Deve difatti riconoscersi valenza interruttiva alla notifica del preavviso (che è menzionato dalla stessa CTR, la quale ha accertato l’estinzione, per prescrizione, dei crediti tributari perché erano decorsi oltre 10 anni tra la notifica delle cartelle e la notifica del preavviso di iscrizione ipotecaria) ancorchè la sua impugnazione debba ritenersi facoltativa essendo essa prescritta (solo) con riferimento all’iscrizione di ipoteca (art. 19 d.lgs. n. 546 del 1992).
Pertanto, la Regionale avrebbe dovuto considerare gli effetti interruttivi della prescrizione del preavviso notificato il 27.11.2014 rispetto alla cartella esattoriale n. 07120050112546429000, portante crediti Iva ed Irpef, notificata il 14.10.2005.
In definitiva, vanno accolti il terzo ed il quarto motivo del ricorso per revocazione avverso la sentenza della Corte di cassazione n. 16370/2021; va revocata la sentenza impugnata con la revocazione, nella parte in cui la stessa ha dichiarato l’inammissibilità del ricorso per assenza della notificazione all’intimato; vanno, infine, giudicando in rescissorio, rigettati il primo ed il secondo motivo del ricorso proposto dall’Agenzia delle Entrate contro la sentenza della CTR della Campania n. 3391/32/2017, accolti invece il terzo ed il quarto motivo, assorbiti il quinto ed il sesto.

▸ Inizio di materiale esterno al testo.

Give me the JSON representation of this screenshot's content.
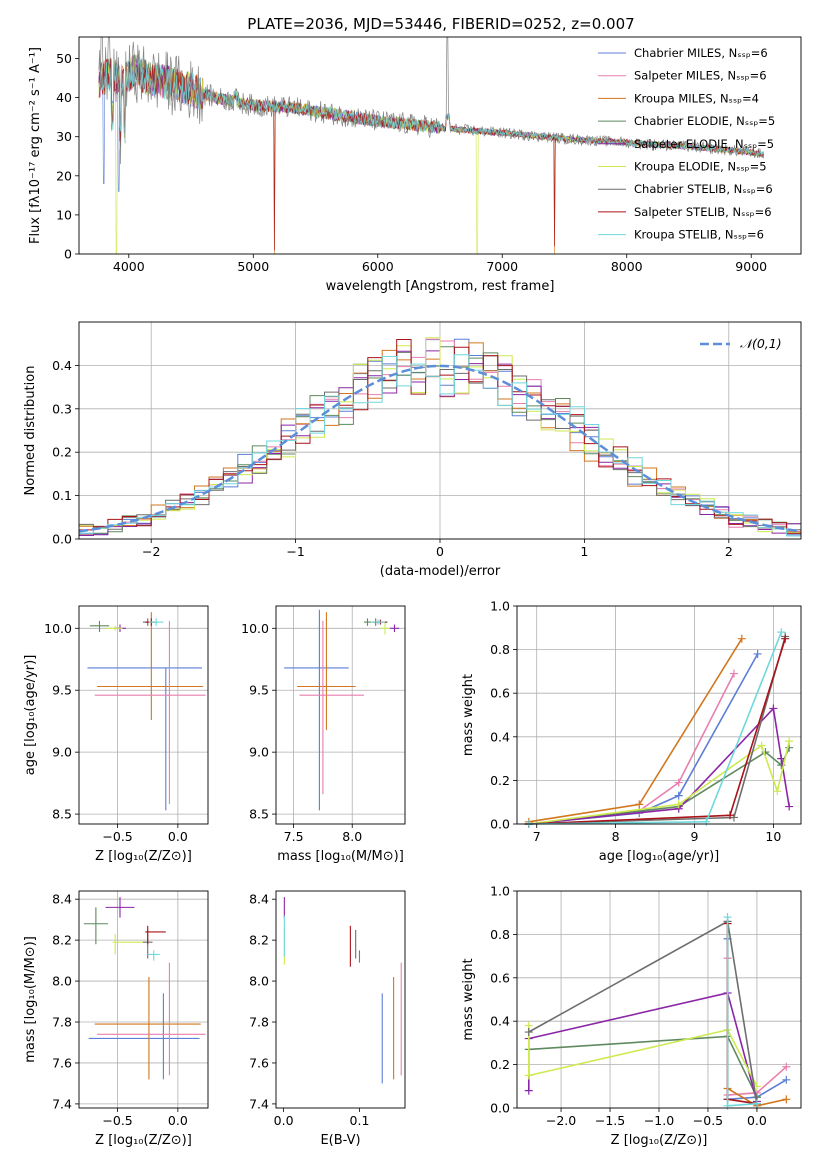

La sentenza di merito va cassata con rinvio alla Corte di Giustizia Tributaria di secondo grado della Campania in diversa composizione, che deciderà anche sulla regolamentazione delle spese del presente giudizio.
P.Q.M.
Accoglie il ricorso per revocazione e revoca la sentenza n. 16370/2021; giudicando in rescissorio, accoglie il terzo ed il quarto motivo del ricorso proposto dall’Agenzia delle Entrate contro la sentenza della CTR della Campania n. 3391/32/2017, respinti il primo ed il secondo motivo, assorbiti il quinto ed il sesto; cassa la sentenza di merito impugnata e rinvia alla Corte di Giustizia Tributaria di secondo grado della Campania che, in diversa composizione, deciderà anche sulla regolamentazione delle spese del presente giudizio.